CCNE et recherche sur l’embryon : un avis tortueux

Publié le 2 Déc, 2010

L’avis 112 du Comité consultatif national d’éthique (CCNE), intitulé "Une réflexion éthique sur la recherche sur les cellules d’origine embryonnaire humaine, et la recherche sur l’embryon humain in vitro", a été rendu public mercredi 1er décembre 2010.

Pour la première fois, le CCNE n’a pas formulé de recommandations en termes d’interdiction ou d’autorisation mais il a souhaité fournir "des éléments de réflexion"». Alain Griemfeld, président du CCNE, a déclaré devant la presse : "on ne peut plus énoncer des recommandations oui/non dans les situations évolutives qui sont les nôtres. […] On n’est plus dans une situation axiomatique mais dans une situation de réflexion permanente parallèlement à l’évolution extrêmement grande des progrès des sciences de la vie et de la santé."

"L’idée est de faire avancer la réflexion et de laisser au législateur le soin de transformer en langage juridique l’objet de cette réflexion", a indiqué de son côté Jean-Claude Ameisen, l’un des rapporteurs de l’avis.

Ce dernier a également expliqué qu’ils estimaient que la recherche sur les cellules issues d’embryons détruits ou voués à la destruction et la recherche sur l’embryon vivant étaient deux questions différentes qui appelaient des traitements différents. L’avis suggère donc d’introduire une distinction entre deux régimes encadrant la recherche sur l’embryon : un régime d’autorisation sous condition pour les travaux sur les embryons surnuméraires dépourvus de projet parental et un régime d’interdiction avec dérogations pour les travaux sur des embryons créés visant à améliorer les techniques d’AMP.

Le CCNE s’est également saisi de la question des cellules iPS, estimant que s’il s’agissait aujourd’hui d’une alternative éthique à la recherche sur l’embryon, ce n’était pas pour autant une alternative scientifique. "Les deux recherches se complémentent", a affirmé Jean-Claude Ameisen avant d’évoquer d’éventuels problèmes éthiques sur les cellules iPS au motif qu’elles pourraient peut-être un jour être transformées en cellules embryonnaires.

11 des membres du CCNE ont tenu à émettre des réserves par rapport à l’avis, estimant que "le texte laisse ouvertes des questions dont nous pensons, en conscience, qu’elles ne peuvent rester ouvertes", a expliqué Xavier Lacroix.

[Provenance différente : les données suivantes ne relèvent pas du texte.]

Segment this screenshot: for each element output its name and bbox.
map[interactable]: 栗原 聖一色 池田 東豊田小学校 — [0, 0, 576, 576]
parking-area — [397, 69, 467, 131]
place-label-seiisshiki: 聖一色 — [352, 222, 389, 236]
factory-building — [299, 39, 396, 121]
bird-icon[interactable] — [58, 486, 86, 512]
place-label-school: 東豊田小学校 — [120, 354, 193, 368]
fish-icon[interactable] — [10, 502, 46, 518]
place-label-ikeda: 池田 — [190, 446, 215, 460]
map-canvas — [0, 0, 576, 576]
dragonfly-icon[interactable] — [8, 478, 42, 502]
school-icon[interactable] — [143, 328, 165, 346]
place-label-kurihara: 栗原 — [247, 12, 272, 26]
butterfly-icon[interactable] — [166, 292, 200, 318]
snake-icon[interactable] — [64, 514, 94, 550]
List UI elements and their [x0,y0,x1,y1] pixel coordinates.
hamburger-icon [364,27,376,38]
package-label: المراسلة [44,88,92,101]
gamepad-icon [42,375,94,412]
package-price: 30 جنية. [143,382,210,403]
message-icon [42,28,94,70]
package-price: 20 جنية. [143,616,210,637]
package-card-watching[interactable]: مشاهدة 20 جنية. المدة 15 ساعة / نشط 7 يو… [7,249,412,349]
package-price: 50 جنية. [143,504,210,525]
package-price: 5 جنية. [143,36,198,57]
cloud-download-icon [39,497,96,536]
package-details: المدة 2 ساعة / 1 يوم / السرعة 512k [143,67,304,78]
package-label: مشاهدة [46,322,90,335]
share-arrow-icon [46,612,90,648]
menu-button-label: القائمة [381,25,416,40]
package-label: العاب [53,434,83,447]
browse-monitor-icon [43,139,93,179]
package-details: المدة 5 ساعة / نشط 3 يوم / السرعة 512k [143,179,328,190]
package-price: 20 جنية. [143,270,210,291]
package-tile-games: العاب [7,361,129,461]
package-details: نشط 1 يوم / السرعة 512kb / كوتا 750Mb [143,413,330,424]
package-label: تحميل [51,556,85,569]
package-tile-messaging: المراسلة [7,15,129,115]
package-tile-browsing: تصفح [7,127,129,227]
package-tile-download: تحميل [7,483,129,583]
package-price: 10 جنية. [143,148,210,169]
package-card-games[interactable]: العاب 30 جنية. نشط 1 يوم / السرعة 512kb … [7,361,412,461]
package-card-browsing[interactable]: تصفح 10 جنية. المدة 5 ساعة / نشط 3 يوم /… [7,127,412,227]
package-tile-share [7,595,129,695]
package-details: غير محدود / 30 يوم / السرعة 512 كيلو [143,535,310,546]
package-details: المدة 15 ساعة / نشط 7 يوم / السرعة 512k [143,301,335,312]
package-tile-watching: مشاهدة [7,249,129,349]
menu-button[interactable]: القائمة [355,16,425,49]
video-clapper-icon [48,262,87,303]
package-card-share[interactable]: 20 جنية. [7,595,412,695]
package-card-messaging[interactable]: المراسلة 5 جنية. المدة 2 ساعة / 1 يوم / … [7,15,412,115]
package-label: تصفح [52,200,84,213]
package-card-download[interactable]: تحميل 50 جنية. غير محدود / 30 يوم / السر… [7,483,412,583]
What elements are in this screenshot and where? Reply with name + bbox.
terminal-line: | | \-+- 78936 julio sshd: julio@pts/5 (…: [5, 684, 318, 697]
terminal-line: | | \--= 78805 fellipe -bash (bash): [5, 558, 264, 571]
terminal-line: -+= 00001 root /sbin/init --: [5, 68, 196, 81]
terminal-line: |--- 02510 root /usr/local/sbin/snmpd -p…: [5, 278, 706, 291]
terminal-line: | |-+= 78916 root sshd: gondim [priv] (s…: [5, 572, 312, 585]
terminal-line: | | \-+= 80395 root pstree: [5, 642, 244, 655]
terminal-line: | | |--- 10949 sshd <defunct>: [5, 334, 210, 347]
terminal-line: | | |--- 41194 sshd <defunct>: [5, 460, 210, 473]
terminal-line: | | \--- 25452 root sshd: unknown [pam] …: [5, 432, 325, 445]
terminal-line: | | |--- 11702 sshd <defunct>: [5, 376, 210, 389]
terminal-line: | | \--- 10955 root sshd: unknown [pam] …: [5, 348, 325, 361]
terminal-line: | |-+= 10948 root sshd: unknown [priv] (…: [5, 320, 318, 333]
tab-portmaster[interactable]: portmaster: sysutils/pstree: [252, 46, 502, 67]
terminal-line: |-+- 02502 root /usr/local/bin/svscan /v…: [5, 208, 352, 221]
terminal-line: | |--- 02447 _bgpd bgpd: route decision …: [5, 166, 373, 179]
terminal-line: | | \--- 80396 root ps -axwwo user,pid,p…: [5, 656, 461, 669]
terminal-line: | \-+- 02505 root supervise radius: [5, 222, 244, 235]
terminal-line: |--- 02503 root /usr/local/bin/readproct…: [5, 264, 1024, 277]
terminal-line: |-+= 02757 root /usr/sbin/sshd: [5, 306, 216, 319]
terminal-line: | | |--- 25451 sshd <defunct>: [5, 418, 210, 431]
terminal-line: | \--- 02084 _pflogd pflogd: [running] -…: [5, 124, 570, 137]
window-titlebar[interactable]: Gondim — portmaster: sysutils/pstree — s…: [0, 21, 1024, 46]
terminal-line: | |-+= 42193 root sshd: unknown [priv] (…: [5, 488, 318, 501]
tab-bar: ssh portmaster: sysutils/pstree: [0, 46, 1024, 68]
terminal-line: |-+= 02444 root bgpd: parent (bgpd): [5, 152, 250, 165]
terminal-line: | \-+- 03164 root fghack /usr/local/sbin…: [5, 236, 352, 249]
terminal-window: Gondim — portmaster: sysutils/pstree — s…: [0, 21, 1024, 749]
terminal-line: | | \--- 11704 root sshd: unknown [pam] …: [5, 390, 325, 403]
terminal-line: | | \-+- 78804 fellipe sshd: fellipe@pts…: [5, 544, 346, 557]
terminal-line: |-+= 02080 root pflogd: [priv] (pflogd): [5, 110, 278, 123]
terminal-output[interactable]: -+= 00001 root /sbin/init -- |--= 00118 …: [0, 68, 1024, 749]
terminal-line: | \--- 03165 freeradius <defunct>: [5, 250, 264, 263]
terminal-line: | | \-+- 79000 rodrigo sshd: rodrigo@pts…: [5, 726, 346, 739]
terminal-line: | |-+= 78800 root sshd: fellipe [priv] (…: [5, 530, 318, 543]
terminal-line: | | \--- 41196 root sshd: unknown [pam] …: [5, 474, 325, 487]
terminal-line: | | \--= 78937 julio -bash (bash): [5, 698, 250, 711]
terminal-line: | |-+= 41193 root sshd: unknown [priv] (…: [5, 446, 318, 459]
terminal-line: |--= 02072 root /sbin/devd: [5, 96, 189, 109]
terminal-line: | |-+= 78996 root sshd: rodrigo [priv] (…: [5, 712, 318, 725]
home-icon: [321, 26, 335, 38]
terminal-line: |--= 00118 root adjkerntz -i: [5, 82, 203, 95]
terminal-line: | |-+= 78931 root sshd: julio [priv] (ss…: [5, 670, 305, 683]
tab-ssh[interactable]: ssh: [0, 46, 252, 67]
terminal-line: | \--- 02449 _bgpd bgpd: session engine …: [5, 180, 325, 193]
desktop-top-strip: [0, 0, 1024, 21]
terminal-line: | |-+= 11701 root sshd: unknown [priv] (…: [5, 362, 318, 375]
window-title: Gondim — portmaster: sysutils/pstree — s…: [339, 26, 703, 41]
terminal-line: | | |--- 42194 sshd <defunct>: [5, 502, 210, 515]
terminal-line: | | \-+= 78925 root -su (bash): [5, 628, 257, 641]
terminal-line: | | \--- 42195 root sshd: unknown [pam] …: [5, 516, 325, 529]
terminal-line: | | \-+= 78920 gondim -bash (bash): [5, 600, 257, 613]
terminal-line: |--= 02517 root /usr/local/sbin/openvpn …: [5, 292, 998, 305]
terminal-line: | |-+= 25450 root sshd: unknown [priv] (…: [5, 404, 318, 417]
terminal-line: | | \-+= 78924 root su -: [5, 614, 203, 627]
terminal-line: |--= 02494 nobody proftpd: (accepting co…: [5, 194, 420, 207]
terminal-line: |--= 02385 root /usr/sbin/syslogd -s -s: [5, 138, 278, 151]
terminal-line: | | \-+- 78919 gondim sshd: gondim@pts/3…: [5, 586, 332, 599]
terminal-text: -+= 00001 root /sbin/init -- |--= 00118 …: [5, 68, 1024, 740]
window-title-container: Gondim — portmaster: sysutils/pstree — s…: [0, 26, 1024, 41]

Ils ont notamment manifesté leur désaccord avec l’importance accordée à la notion de projet parental qui demeure un discriminant entre les embryons qui pourraient faire l’objet d’une recherche et ceux dont l’intégrité serait protégée : "le projet parental permet le lien humain, mais ce n’est pas ce lien qui fait que l’embryon existe" a affirmé Xavier Lacroix. Il a également rappelé qu’avec l’embryon, il y a "une vie humaine commencée indéniable", que la vie humaine est un continuum et que rien ne justifie d’établir des degrés de dignité entre la vie embryonnaire et la vie post-natale.

Les membres "réservés" regrettent aussi que l’avis ne réaffirme pas l’interdiction de principe de la recherche sur l’embryon : "Si l’interdit est rappelé, l’essentiel est sauf […] Les dérogations ne sont alors que conjoncturelles". Ils refusent enfin la création d’embryons pour la recherche et demandent la réduction, et à terme la suppression, de la création d’embryons surnuméraires. Xavier Lacroix a en effet dit craindre une "connivence" entre la libéralisation de la recherche et une augmentation du stock d’embryons surnuméraires.

En raison de ces réserves, la sénatrice Marie-Thérèse Hermange a refusé de signer l’avis.

Pour la Fondation Jérôme Lejeune, "ce document présente un galimatias amphigourique, révélateur d’un tumulte de la pensée servant des intérêts particuliers. Malgré l’absence de recommandations clairement exprimées, on devine facilement l’objectif principal qui est visé : en finir avec la loi actuelle. Il s’agit en fait de l’expression des intérêts catégoriels de certains chercheurs". "Faute d’être capable de rappeler que l’embryon humain est un membre de l’espèce humaine et que la loi qui le protège passe avant la loi qui le détruit, le Comité consultatif national d’éthique a perdu tout crédit. Son éthique aussi est devenue consultative".